Ferro, de Santa Ana, Califórnia, declarou-se culpado de conspiração para participar de uma organização criminosa influenciada por extorsão, após sua prisão em 13 de maio de 2025, onde as autoridades o encontraram em posse de duas armas de fogo e um documento de identificação falso.
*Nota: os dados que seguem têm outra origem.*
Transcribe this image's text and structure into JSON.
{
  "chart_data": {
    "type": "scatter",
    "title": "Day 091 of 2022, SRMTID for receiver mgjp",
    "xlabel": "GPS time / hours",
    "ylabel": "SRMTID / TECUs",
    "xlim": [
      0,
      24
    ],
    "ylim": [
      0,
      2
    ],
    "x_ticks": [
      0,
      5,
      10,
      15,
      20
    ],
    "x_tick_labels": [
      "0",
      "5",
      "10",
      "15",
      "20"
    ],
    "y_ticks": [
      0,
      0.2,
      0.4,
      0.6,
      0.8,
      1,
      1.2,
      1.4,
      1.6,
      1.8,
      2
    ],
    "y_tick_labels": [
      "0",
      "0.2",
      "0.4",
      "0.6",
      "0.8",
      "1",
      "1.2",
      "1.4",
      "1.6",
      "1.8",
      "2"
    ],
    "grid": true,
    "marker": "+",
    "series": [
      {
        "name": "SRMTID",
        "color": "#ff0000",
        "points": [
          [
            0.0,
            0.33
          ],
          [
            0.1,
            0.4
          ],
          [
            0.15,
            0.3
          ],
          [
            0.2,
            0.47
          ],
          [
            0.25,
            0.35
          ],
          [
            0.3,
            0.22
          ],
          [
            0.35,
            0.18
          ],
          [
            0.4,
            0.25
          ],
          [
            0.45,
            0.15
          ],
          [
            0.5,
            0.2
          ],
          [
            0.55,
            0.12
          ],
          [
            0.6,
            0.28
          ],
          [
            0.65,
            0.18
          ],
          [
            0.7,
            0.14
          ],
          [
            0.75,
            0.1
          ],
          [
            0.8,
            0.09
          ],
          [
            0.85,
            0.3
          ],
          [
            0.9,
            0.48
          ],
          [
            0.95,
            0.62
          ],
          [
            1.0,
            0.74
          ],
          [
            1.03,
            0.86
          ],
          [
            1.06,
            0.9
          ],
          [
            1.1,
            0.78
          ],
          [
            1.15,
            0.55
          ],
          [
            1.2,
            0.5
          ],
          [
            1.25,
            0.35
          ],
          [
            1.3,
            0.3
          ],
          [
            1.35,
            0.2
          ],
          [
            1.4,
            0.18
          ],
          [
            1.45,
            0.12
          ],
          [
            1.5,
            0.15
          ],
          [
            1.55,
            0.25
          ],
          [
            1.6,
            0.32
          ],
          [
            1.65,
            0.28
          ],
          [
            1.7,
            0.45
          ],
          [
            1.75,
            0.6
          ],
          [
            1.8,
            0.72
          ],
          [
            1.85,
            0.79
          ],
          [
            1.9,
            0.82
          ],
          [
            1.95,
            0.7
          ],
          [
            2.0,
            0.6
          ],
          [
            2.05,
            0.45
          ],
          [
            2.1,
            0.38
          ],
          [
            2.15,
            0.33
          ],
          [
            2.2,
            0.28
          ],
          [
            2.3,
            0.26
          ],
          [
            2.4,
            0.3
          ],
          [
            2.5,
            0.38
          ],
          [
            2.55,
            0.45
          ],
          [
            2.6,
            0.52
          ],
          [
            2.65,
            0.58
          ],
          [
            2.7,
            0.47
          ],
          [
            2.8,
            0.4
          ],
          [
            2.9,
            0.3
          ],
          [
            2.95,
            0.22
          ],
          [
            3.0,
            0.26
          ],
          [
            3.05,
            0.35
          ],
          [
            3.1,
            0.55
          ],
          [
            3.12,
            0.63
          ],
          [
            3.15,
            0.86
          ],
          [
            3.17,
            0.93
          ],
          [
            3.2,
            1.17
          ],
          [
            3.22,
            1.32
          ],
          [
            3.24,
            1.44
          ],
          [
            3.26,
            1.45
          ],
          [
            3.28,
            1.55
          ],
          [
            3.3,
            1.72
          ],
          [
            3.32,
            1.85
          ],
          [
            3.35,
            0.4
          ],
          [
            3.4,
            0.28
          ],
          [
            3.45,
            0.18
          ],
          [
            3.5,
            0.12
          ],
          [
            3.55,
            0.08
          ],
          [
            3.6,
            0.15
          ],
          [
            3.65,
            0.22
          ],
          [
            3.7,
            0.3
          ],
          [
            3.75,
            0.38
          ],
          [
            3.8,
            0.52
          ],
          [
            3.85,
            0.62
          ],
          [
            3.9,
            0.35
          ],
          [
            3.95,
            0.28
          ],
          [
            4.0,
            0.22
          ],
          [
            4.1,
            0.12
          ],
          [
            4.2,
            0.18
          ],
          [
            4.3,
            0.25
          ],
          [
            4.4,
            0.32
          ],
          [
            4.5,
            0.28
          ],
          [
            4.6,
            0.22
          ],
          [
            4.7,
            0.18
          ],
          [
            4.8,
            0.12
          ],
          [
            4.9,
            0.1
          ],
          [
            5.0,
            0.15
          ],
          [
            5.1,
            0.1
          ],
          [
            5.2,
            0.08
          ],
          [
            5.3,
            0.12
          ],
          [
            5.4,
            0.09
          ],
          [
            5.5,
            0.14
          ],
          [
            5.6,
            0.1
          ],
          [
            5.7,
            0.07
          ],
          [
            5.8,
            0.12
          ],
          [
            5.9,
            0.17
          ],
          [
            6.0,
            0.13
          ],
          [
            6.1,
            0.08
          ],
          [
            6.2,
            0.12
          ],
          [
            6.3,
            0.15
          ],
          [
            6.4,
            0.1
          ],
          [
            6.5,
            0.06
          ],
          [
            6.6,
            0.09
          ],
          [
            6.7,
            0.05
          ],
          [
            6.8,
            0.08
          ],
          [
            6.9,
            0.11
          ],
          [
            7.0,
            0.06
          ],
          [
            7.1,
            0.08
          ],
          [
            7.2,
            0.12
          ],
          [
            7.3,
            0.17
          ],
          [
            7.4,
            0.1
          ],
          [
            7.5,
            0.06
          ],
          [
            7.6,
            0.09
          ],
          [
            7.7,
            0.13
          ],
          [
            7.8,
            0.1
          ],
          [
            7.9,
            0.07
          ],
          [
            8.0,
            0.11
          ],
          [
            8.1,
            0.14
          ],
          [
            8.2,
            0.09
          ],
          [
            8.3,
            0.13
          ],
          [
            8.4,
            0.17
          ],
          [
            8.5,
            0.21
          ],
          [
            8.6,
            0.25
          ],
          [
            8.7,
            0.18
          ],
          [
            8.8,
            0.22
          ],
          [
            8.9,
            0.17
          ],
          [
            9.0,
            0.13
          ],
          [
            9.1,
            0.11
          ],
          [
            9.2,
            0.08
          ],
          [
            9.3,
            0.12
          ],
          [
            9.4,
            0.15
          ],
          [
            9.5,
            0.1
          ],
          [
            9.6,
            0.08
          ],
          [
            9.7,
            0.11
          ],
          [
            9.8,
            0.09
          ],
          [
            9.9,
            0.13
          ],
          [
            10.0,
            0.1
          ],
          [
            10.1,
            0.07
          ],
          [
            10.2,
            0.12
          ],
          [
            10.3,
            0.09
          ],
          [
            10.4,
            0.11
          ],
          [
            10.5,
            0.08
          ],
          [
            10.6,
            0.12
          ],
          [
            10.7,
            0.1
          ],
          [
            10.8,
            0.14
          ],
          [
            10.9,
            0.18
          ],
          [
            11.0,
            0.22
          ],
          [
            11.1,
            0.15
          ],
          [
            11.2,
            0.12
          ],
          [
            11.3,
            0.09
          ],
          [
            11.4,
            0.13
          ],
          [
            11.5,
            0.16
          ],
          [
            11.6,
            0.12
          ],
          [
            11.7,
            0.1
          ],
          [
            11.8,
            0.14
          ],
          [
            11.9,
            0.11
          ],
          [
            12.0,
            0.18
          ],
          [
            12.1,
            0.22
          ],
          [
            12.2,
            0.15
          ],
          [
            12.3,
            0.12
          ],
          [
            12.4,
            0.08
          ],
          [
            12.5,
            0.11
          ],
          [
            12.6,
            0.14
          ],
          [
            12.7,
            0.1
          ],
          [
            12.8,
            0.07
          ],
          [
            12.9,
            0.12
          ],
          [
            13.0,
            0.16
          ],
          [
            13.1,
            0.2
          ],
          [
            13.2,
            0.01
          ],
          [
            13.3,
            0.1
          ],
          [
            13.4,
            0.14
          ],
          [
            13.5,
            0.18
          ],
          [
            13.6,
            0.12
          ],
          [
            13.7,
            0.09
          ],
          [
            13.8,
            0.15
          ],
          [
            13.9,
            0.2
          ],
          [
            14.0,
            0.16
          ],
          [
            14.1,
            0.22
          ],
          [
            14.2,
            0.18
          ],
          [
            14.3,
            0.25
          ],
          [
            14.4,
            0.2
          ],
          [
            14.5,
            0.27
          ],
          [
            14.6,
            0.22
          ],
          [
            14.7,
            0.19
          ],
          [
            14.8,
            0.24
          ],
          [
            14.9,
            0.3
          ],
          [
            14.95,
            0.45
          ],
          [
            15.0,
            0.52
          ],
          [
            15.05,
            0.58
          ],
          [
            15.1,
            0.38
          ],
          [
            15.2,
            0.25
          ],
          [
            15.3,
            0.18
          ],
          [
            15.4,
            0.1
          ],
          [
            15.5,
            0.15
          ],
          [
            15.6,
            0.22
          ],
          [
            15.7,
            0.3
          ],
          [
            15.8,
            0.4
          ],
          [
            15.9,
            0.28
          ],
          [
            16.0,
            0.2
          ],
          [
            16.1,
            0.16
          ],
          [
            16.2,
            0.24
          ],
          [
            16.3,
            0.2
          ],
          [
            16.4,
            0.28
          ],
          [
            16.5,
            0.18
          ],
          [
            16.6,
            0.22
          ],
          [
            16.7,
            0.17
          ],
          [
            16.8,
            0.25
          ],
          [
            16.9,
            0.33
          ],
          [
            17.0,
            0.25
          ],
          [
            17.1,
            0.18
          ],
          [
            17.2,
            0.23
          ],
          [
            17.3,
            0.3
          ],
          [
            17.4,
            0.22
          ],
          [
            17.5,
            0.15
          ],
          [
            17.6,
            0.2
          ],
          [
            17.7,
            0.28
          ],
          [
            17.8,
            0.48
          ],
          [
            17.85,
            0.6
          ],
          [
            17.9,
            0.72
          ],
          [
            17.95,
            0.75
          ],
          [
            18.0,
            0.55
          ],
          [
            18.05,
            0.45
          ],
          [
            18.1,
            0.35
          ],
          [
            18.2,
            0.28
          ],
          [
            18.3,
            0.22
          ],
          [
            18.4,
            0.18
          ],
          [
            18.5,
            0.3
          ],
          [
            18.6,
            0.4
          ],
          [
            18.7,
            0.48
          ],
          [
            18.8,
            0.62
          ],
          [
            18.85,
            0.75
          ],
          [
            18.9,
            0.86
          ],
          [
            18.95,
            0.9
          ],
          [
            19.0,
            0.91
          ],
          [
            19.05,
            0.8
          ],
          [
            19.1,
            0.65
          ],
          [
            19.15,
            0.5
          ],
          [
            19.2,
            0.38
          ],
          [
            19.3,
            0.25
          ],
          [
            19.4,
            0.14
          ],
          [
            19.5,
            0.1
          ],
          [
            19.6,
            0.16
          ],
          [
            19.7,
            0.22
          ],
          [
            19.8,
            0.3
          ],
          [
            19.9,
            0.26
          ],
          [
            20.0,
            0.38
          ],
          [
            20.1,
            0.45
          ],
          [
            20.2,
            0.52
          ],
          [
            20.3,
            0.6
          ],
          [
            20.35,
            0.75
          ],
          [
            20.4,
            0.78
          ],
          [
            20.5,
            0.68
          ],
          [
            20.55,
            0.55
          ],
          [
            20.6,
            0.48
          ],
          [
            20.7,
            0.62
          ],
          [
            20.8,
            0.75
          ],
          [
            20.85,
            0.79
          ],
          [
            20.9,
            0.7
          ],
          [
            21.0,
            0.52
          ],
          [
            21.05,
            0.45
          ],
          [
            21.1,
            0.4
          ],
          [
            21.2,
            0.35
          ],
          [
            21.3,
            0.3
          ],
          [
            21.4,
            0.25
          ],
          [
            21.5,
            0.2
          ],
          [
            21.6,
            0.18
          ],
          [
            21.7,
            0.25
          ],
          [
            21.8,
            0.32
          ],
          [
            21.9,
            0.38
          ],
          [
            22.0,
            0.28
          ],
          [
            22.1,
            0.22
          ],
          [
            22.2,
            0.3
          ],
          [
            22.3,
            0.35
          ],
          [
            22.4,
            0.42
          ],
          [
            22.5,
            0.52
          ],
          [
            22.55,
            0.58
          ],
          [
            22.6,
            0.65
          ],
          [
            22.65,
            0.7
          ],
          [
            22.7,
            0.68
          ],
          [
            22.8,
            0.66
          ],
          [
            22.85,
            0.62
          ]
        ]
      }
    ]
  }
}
A Juíza do Tribunal Distrital dos EUA, Colleen Kollar-Kotelly, impôs a sentença, que também inclui US$ 2,5 milhões em restituição e três anos de liberdade supervisionada após seu período de prisão.
Em fevereiro de 2024, Ferro viajou para Winnsboro, Texas, onde invadiu a casa de uma vítima e roubou uma carteira de hardware contendo cerca de 100 BTC, então avaliados em mais de US$ 5 milhões. Cinco meses depois, no Novo México, ele realizou vigilância em outra residência antes de quebrar uma janela com um tijolo para procurar carteiras de hardware.
Ferro também atuou como o "principal lavador de dinheiro" do grupo, usando uma identidade fraudulenta para configurar um cartão de pagamento digital em uma "plataforma geo-bloqueada" não identificada, permitindo que os membros da organização gastassem seus lucros cripto ilícitos.
O próprio Ferro usou os lucros da criptomoeda roubada para financiar o estilo de vida luxuoso do grupo, gastando mais de US$ 255.000 em roupas de grife para seus co-conspiradores — incluindo bolsas Hermès Birkin para a namorada do líder do grupo, após a prisão e condenação deste em setembro de 2024. Ferro "continuou a ajudá-lo de fora", lavando centenas de milhares de dólares e usando os lucros para pagar os advogados do líder da conspiração.
"Este esquema combinou fraude online sofisticada com um roubo à moda antiga para drenar milhões de dólares em ativos digitais das vítimas", disse Pirro no anúncio da sentença, acrescentando que a sentença de Ferro "envia uma mensagem clara: fraude de criptomoeda não é um crime sem vítimas e sem consequências, realizado com segurança atrás de uma tela — é uma conduta criminosa séria que levará à prisão federal."